Tuesday, May 2, 2017
Kind words, kind gestures
Maybe because I was on my last energy yesterday did I feel extra sensitive today. The Mondayest of Mondays. Work part was great. I love MR. Except for the other day where she was having her own storm, we have such a great system going. However, the rest of the day was grating on me. I went to an appointment no woman enjoys. And my nail caught on something and ripped. Don't worry. It's okay to laugh. I did too. Then, while 98% of my job is amazing, there is one person that hasn't quite understood healthy boundaries on asking me to work and my condition. So, they irk me. Mainly because they don't do their job well and I get affected.
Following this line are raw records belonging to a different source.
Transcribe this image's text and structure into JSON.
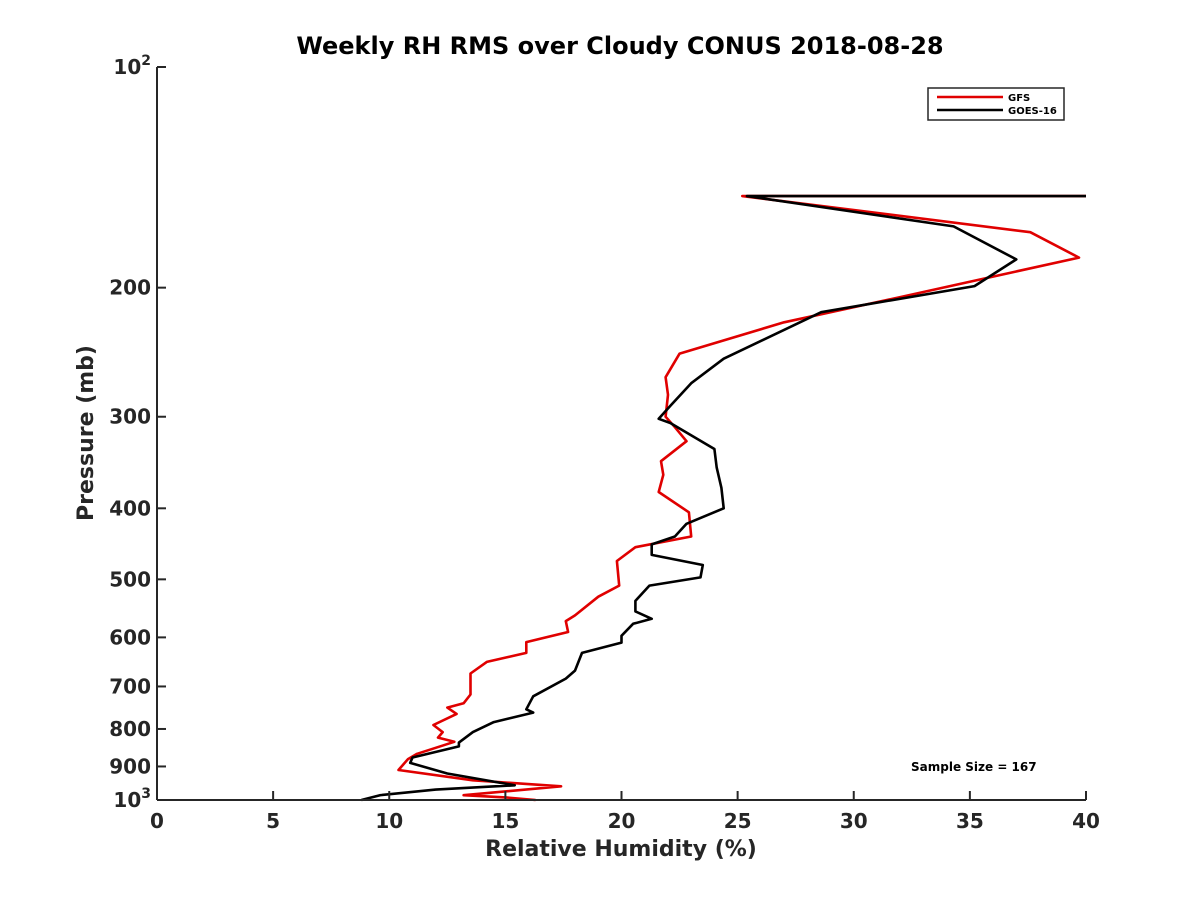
{
  "chart_data": {
    "type": "line",
    "title": "Weekly RH RMS over Cloudy CONUS 2018-08-28",
    "xlabel": "Relative Humidity (%)",
    "ylabel": "Pressure (mb)",
    "xlim": [
      0,
      40
    ],
    "ylim": [
      100,
      1000
    ],
    "y_scale": "log",
    "y_reversed": true,
    "grid": false,
    "legend_position": "top-right",
    "x_ticks": [
      0,
      5,
      10,
      15,
      20,
      25,
      30,
      35,
      40
    ],
    "y_ticks": [
      {
        "value": 100,
        "base": "10",
        "exp": "2"
      },
      {
        "value": 200,
        "label": "200"
      },
      {
        "value": 300,
        "label": "300"
      },
      {
        "value": 400,
        "label": "400"
      },
      {
        "value": 500,
        "label": "500"
      },
      {
        "value": 600,
        "label": "600"
      },
      {
        "value": 700,
        "label": "700"
      },
      {
        "value": 800,
        "label": "800"
      },
      {
        "value": 900,
        "label": "900"
      },
      {
        "value": 1000,
        "base": "10",
        "exp": "3"
      }
    ],
    "annotation": "Sample Size = 167",
    "series": [
      {
        "name": "GFS",
        "color": "#e00000",
        "points": [
          [
            40.0,
            150
          ],
          [
            25.2,
            150
          ],
          [
            37.6,
            168
          ],
          [
            39.7,
            182
          ],
          [
            32.0,
            206
          ],
          [
            27.0,
            223
          ],
          [
            22.5,
            246
          ],
          [
            21.9,
            265
          ],
          [
            22.0,
            280
          ],
          [
            21.9,
            300
          ],
          [
            22.3,
            310
          ],
          [
            22.8,
            324
          ],
          [
            21.7,
            345
          ],
          [
            21.8,
            360
          ],
          [
            21.6,
            380
          ],
          [
            22.9,
            405
          ],
          [
            23.0,
            437
          ],
          [
            20.6,
            452
          ],
          [
            19.8,
            472
          ],
          [
            19.9,
            510
          ],
          [
            19.0,
            528
          ],
          [
            18.0,
            560
          ],
          [
            17.6,
            570
          ],
          [
            17.7,
            590
          ],
          [
            15.9,
            609
          ],
          [
            15.9,
            630
          ],
          [
            14.2,
            648
          ],
          [
            13.5,
            672
          ],
          [
            13.5,
            718
          ],
          [
            13.2,
            738
          ],
          [
            12.5,
            748
          ],
          [
            12.9,
            763
          ],
          [
            11.9,
            790
          ],
          [
            12.3,
            808
          ],
          [
            12.1,
            822
          ],
          [
            12.8,
            833
          ],
          [
            11.2,
            865
          ],
          [
            10.8,
            880
          ],
          [
            10.4,
            910
          ],
          [
            13.6,
            940
          ],
          [
            17.4,
            958
          ],
          [
            13.2,
            985
          ],
          [
            15.0,
            992
          ],
          [
            16.3,
            1000
          ]
        ]
      },
      {
        "name": "GOES-16",
        "color": "#000000",
        "points": [
          [
            40.0,
            150
          ],
          [
            25.4,
            150
          ],
          [
            34.3,
            165
          ],
          [
            37.0,
            183
          ],
          [
            35.2,
            199
          ],
          [
            28.6,
            216
          ],
          [
            24.4,
            250
          ],
          [
            23.0,
            270
          ],
          [
            22.1,
            290
          ],
          [
            21.6,
            302
          ],
          [
            22.1,
            306
          ],
          [
            24.0,
            332
          ],
          [
            24.1,
            352
          ],
          [
            24.3,
            375
          ],
          [
            24.4,
            400
          ],
          [
            22.8,
            420
          ],
          [
            22.3,
            437
          ],
          [
            21.3,
            448
          ],
          [
            21.3,
            463
          ],
          [
            23.5,
            478
          ],
          [
            23.4,
            497
          ],
          [
            21.2,
            510
          ],
          [
            20.6,
            535
          ],
          [
            20.6,
            553
          ],
          [
            21.3,
            566
          ],
          [
            20.5,
            575
          ],
          [
            20.0,
            597
          ],
          [
            20.0,
            610
          ],
          [
            18.3,
            630
          ],
          [
            18.0,
            666
          ],
          [
            17.6,
            683
          ],
          [
            16.2,
            722
          ],
          [
            15.9,
            752
          ],
          [
            16.2,
            760
          ],
          [
            14.5,
            783
          ],
          [
            13.6,
            808
          ],
          [
            13.0,
            835
          ],
          [
            13.0,
            845
          ],
          [
            11.0,
            875
          ],
          [
            10.9,
            890
          ],
          [
            12.5,
            920
          ],
          [
            15.4,
            955
          ],
          [
            12.0,
            968
          ],
          [
            9.6,
            985
          ],
          [
            8.8,
            1000
          ]
        ]
      }
    ]
  }
}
Lucky for me, the good outweighs the bad. The rest of my work is exceptional. Then, my package came back to me. I was so exhausted. I just wanted to go home. I slept in today. I needed it. I wanted to get some birthday things for a belated birthday for my friend, Mrs. W. I managed to find birthday cake cookies. And I got her a pink blanket. I also needed to get some stuff for our dinner tonight with a friend of ours, BEE. And then, get lunch of course. I have felt on edge. Not mad or anything. More sad on knowing a situation, a reality I have to accept. And out of nowhere, kind words and kind gestures were given. Enough to make me cry even more. I'm already such an emotional and sensitive sap anyways! Those kind words are helping me deal. Because life doesn't always go your way. Life takes turns that you can't recover from. Life happens. My panel has been wonderful on helping me "deal". It may seem small to you that you make kind words or kind gestures. I was grateful for them. I hope I get the opportunity to do that for someone.